5.2 Results Remediation Apply/Revert

  • Requirement: Design for high integrity and atomicity.
  • Status: Partially Implemented
  • Findings:
    • Idempotency & Auditability: The process is strong in these areas. It correctly checks if a batch has already been applied, making it idempotent. It uses the submission_score_versions table as a ledger, creating a new version for each rescore, which provides a clear and robust audit trail.
    • Atomicity Weakness: The ApplyCorrectionBatch operation is not atomic. It processes each submission in a separate database transaction. If a failure occurs midway through a large batch, some submissions will be rescored while others are not, leaving the batch in a partially applied, inconsistent state. For a high-stakes surface, this lack of all-or-nothing atomicity for the batch is a design weakness.

5.3 Lockdown/security_config Enforcement

  • Requirement: Ensure security_config from an assignment is robustly enforced during a delivery session.
  • Status: Implemented
  • Findings:
    • The logic is centralized in a single function, enforceLockdown, within results_service.go.
    • This function is correctly called from all session interaction handlers (RecordAnswer, RecordSessionEvent, SubmitSession, etc.), ensuring consistent enforcement.
    • The implementation correctly fetches the security_config for the session's assignment, parses it, and validates the ClientProbe data (headers, IP, User-Agent) against the configuration.
    • The feature correctly fails closed by returning an error if lockdown requirements are not met. This implementation is robust and suitable for a high-stakes surface.
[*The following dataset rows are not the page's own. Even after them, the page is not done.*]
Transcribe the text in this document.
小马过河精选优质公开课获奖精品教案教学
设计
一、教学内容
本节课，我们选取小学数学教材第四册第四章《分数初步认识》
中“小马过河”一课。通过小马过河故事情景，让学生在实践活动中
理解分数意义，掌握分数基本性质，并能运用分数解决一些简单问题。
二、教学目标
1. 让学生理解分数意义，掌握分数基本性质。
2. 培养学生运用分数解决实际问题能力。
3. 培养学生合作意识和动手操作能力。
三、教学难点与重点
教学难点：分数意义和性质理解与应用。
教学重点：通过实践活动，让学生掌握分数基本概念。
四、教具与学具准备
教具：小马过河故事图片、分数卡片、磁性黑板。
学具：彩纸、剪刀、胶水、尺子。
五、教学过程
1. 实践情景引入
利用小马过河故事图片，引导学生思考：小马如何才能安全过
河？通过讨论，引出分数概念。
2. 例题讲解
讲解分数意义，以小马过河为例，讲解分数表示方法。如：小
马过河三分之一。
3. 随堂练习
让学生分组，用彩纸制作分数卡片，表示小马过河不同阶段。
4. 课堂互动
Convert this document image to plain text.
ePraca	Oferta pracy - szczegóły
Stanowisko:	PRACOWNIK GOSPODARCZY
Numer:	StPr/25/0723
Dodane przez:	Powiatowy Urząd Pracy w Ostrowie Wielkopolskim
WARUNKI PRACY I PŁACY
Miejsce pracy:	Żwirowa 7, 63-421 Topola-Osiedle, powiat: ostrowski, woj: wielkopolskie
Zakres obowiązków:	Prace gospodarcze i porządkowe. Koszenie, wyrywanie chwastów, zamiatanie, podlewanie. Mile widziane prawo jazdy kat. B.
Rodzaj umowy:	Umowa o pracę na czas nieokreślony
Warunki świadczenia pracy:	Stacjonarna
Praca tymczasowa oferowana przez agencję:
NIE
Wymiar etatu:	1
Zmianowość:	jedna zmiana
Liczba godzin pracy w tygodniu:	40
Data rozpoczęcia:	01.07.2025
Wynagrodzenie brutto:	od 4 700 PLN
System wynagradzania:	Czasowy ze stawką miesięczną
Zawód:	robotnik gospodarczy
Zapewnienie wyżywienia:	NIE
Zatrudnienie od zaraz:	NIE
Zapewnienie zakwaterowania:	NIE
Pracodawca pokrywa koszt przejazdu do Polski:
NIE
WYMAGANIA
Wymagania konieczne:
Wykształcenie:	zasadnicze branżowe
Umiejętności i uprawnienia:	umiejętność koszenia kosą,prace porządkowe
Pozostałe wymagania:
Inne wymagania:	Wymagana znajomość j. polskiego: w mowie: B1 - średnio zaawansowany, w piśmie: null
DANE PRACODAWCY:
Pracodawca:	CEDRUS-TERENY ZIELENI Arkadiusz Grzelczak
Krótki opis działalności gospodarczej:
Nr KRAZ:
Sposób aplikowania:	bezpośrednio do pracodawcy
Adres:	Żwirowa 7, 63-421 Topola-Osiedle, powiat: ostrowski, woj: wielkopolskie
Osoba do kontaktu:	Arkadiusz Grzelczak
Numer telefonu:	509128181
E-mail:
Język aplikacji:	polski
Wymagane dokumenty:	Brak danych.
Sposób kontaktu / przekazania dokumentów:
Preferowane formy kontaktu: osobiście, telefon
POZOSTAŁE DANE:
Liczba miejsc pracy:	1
5.4 Telemetry / Proctoring Evidence

  • Requirement: Ensure telemetry/proctoring data is handled securely and with privacy in mind.
  • Status: Implemented
  • Findings:
    • The system captures telemetry via the POST .../sessions/\{id\}/events endpoint, which stores events in the delivery_session_events table.
    • The /assignments/\{id\}/monitor endpoint exposes a telemetrySummary.
    • The logic in assignments_monitor.sql shows that this summary is an aggregate (a count of events grouped by event_type), not the raw event stream.
    • This is a strong privacy-preserving design. By summarizing the data on the backend, the system avoids exposing potentially sensitive details from the event's metadata to monitoring users, adhering to data minimization principles.